Finn couldn’t agree more. He pushed the backlight on his watch. One-fifteen a.m., and they had a long way to go before he’d feel completely safe again. “I can take first shift at the helm.”
Jonathan scrubbed a hand over his face. “I need sleep, but I’m too keyed up.”
“It’s nerves and will fade,” Finn said with a frown. “What gets me is how we actually pulled that off. I don’t trust that it’s over.”
Lights on the navigation console blinked, and Jonathan checked the readings. “We’re making good time. The Turks and Caicos should be off our port side by noon tomorrow. We’ll need fuel by then. We’re burning it fast at this pace.”

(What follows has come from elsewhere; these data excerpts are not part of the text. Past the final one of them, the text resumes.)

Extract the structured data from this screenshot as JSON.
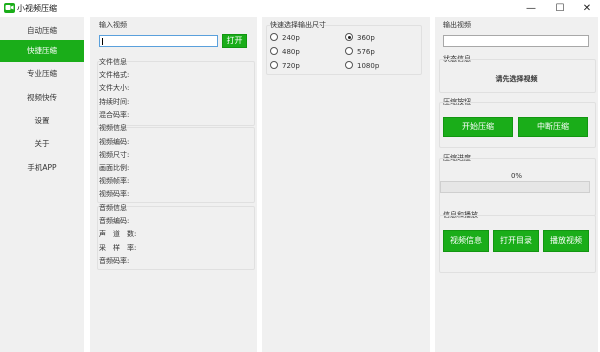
{
  "window": {
    "title": "小视频压缩",
    "minimize": "—",
    "maximize": "☐",
    "close": "✕"
  },
  "sidebar": {
    "items": [
      {
        "label": "自动压缩",
        "active": false
      },
      {
        "label": "快捷压缩",
        "active": true
      },
      {
        "label": "专业压缩",
        "active": false
      },
      {
        "label": "视频快传",
        "active": false
      },
      {
        "label": "设置",
        "active": false
      },
      {
        "label": "关于",
        "active": false
      },
      {
        "label": "手机APP",
        "active": false
      }
    ]
  },
  "input_video": {
    "label": "输入视频",
    "value": "",
    "open_button": "打开"
  },
  "file_info": {
    "title": "文件信息",
    "fields": [
      "文件格式:",
      "文件大小:",
      "持续时间:",
      "混合码率:"
    ]
  },
  "video_info": {
    "title": "视频信息",
    "fields": [
      "视频编码:",
      "视频尺寸:",
      "画面比例:",
      "视频帧率:",
      "视频码率:"
    ]
  },
  "audio_info": {
    "title": "音频信息",
    "fields": [
      "音频编码:",
      "声　道　数:",
      "采　样　率:",
      "音频码率:"
    ]
  },
  "size_select": {
    "title": "快速选择输出尺寸",
    "options": [
      {
        "label": "240p",
        "checked": false
      },
      {
        "label": "360p",
        "checked": true
      },
      {
        "label": "480p",
        "checked": false
      },
      {
        "label": "576p",
        "checked": false
      },
      {
        "label": "720p",
        "checked": false
      },
      {
        "label": "1080p",
        "checked": false
      }
    ]
  },
  "output_video": {
    "label": "输出视频",
    "value": ""
  },
  "status": {
    "title": "状态信息",
    "message": "请先选择视频"
  },
  "compress_buttons": {
    "title": "压缩按钮",
    "start": "开始压缩",
    "stop": "中断压缩"
  },
  "progress": {
    "title": "压缩进度",
    "percent_text": "0%",
    "value": 0
  },
  "info_play": {
    "title": "信息和播放",
    "video_info": "视频信息",
    "open_dir": "打开目录",
    "play": "播放视频"
  },
  "colors": {
    "accent": "#1aad19"
  }
}
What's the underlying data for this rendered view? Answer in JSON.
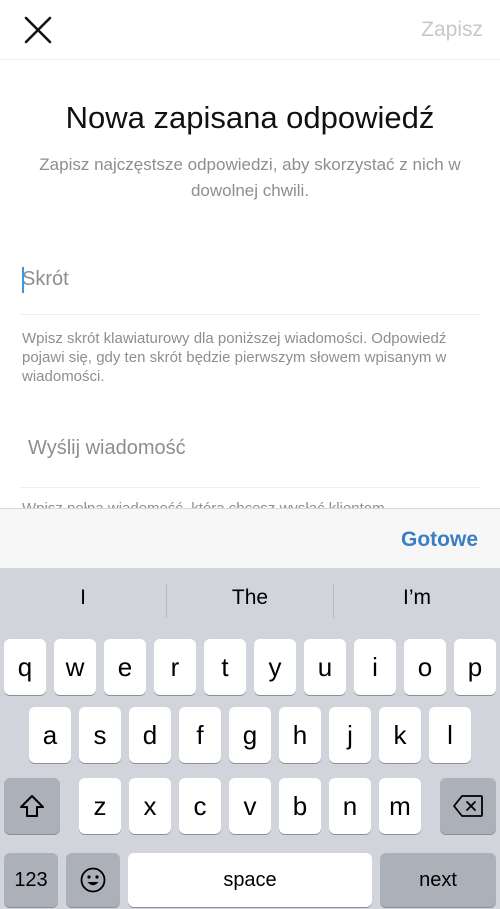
{
  "header": {
    "close_icon": "close-icon",
    "save_label": "Zapisz"
  },
  "main": {
    "title": "Nowa zapisana odpowiedź",
    "subtitle": "Zapisz najczęstsze odpowiedzi, aby skorzystać z nich w dowolnej chwili.",
    "shortcut": {
      "value": "",
      "placeholder": "Skrót"
    },
    "shortcut_hint": "Wpisz skrót klawiaturowy dla poniższej wiadomości. Odpowiedź pojawi się, gdy ten skrót będzie pierwszym słowem wpisanym w wiadomości.",
    "message": {
      "value": "",
      "placeholder": "Wyślij wiadomość"
    },
    "message_hint": "Wpisz pełną wiadomość, którą chcesz wysłać klientom"
  },
  "toolbar": {
    "done_label": "Gotowe"
  },
  "keyboard": {
    "suggestions": [
      "I",
      "The",
      "I’m"
    ],
    "row1": [
      "q",
      "w",
      "e",
      "r",
      "t",
      "y",
      "u",
      "i",
      "o",
      "p"
    ],
    "row2": [
      "a",
      "s",
      "d",
      "f",
      "g",
      "h",
      "j",
      "k",
      "l"
    ],
    "row3": [
      "z",
      "x",
      "c",
      "v",
      "b",
      "n",
      "m"
    ],
    "numbers_label": "123",
    "emoji_icon": "emoji-icon",
    "space_label": "space",
    "next_label": "next",
    "shift_icon": "shift-icon",
    "delete_icon": "backspace-icon"
  }
}
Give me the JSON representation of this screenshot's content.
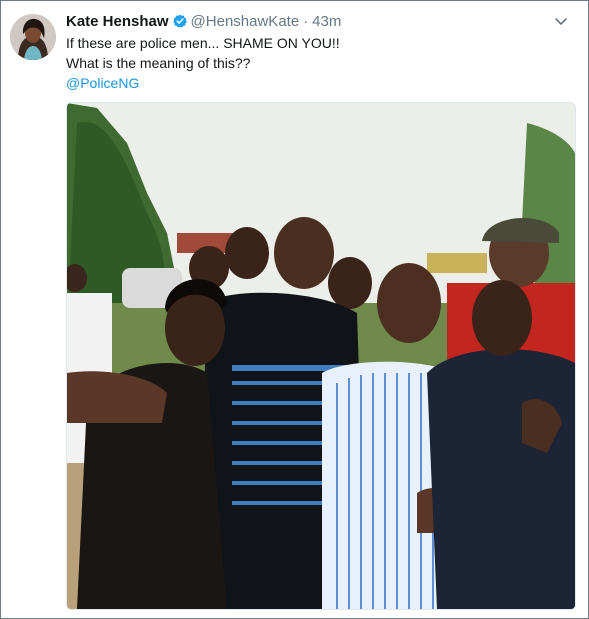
{
  "tweet": {
    "author_name": "Kate Henshaw",
    "handle": "@HenshawKate",
    "separator": "·",
    "time": "43m",
    "lines": [
      "If these are police men... SHAME ON YOU!!",
      "What is the meaning of this??"
    ],
    "mention": "@PoliceNG"
  },
  "colors": {
    "link": "#1b95e0",
    "verified": "#1da1f2",
    "secondary_text": "#657786"
  },
  "icons": {
    "verified": "verified-badge-icon",
    "menu": "chevron-down-icon"
  }
}
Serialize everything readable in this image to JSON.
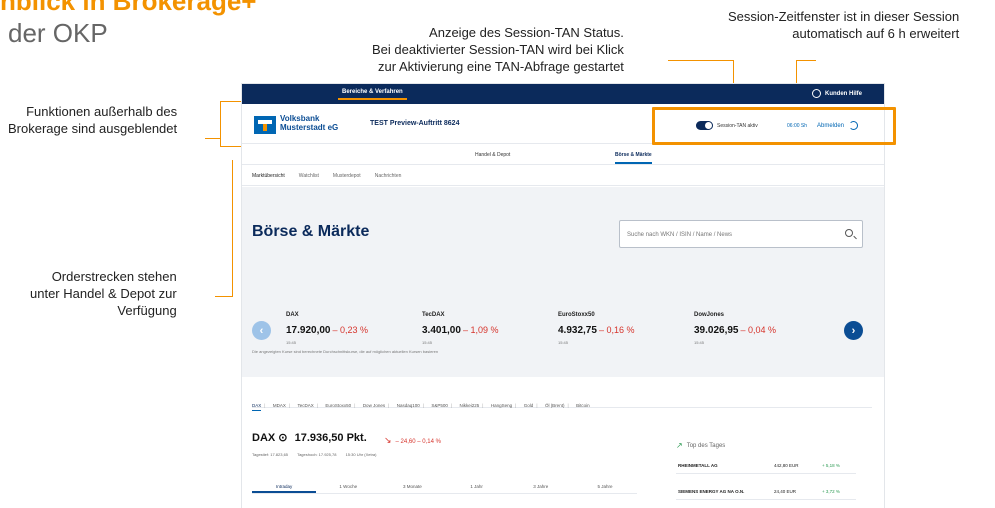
{
  "slide": {
    "title": "nblick in Brokerage+",
    "subtitle": "der OKP"
  },
  "callouts": {
    "tan": [
      "Anzeige des Session-TAN Status.",
      "Bei deaktivierter Session-TAN wird bei Klick",
      "zur Aktivierung eine TAN-Abfrage gestartet"
    ],
    "session": [
      "Session-Zeitfenster ist in dieser Session",
      "automatisch auf 6 h erweitert"
    ],
    "functions": [
      "Funktionen außerhalb des",
      "Brokerage sind ausgeblendet"
    ],
    "order": [
      "Orderstrecken stehen",
      "unter Handel & Depot zur",
      "Verfügung"
    ]
  },
  "app": {
    "topbar": {
      "active": "Bereiche & Verfahren",
      "kunden": "Kunden Hilfe"
    },
    "header": {
      "bank_line1": "Volksbank",
      "bank_line2": "Musterstadt eG",
      "preview": "TEST Preview-Auftritt 8624",
      "tan_status": "Session-TAN aktiv",
      "timer": "06:00 Sh",
      "logout": "Abmelden"
    },
    "mainnav": {
      "handel": "Handel & Depot",
      "boerse": "Börse & Märkte"
    },
    "subnav": [
      "Marktübersicht",
      "Watchlist",
      "Musterdepot",
      "Nachrichten"
    ],
    "hero": {
      "title": "Börse & Märkte",
      "search_placeholder": "Suche nach WKN / ISIN / Name / News",
      "note": "Die angezeigten Kurse sind berechnete Durchschnittskurse, die auf möglichen aktuellen Kursen basieren"
    },
    "indices": [
      {
        "name": "DAX",
        "value": "17.920,00",
        "change": "– 0,23 %",
        "time": "15:45"
      },
      {
        "name": "TecDAX",
        "value": "3.401,00",
        "change": "– 1,09 %",
        "time": "15:45"
      },
      {
        "name": "EuroStoxx50",
        "value": "4.932,75",
        "change": "– 0,16 %",
        "time": "15:45"
      },
      {
        "name": "DowJones",
        "value": "39.026,95",
        "change": "– 0,04 %",
        "time": "15:45"
      }
    ],
    "market_tabs": [
      "DAX",
      "MDAX",
      "TecDAX",
      "EuroStoxx50",
      "Dow Jones",
      "Nasdaq100",
      "S&P500",
      "Nikkei225",
      "HangSeng",
      "Gold",
      "Öl (Brent)",
      "Bitcoin"
    ],
    "dax": {
      "label": "DAX",
      "value": "17.936,50 Pkt.",
      "change": "– 24,60 – 0,14 %",
      "stats": [
        "Tagestief: 17.823,65",
        "Tageshoch: 17.925,78",
        "15:30 Uhr (Xetra)"
      ]
    },
    "period_tabs": [
      "Intraday",
      "1 Woche",
      "3 Monate",
      "1 Jahr",
      "3 Jahre",
      "5 Jahre"
    ],
    "top_day": {
      "title": "Top des Tages",
      "rows": [
        {
          "name": "RHEINMETALL AG",
          "price": "442,80 EUR",
          "change": "+ 5,18 %"
        },
        {
          "name": "SIEMENS ENERGY AG NA O.N.",
          "price": "24,40 EUR",
          "change": "+ 3,72 %"
        }
      ]
    }
  }
}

“We can get supplies, too.” Plus he needed to make a phone call to Sam Brady.
“No police, though,” Jonathan declared. “Don’t think we can trust them yet. Too close to the damage we’ve already caused.”
That statement brought to light something that had bothered Finn from the start of this escapade. They’d have to bring the authorities in eventually, but where? Jonathan was right about one thing—there wasn’t enough distance between them and the pirate lair. Turning the Fire over to authorities here risked his bounty money. No. They had the yacht, and Finn planned on keeping it that way.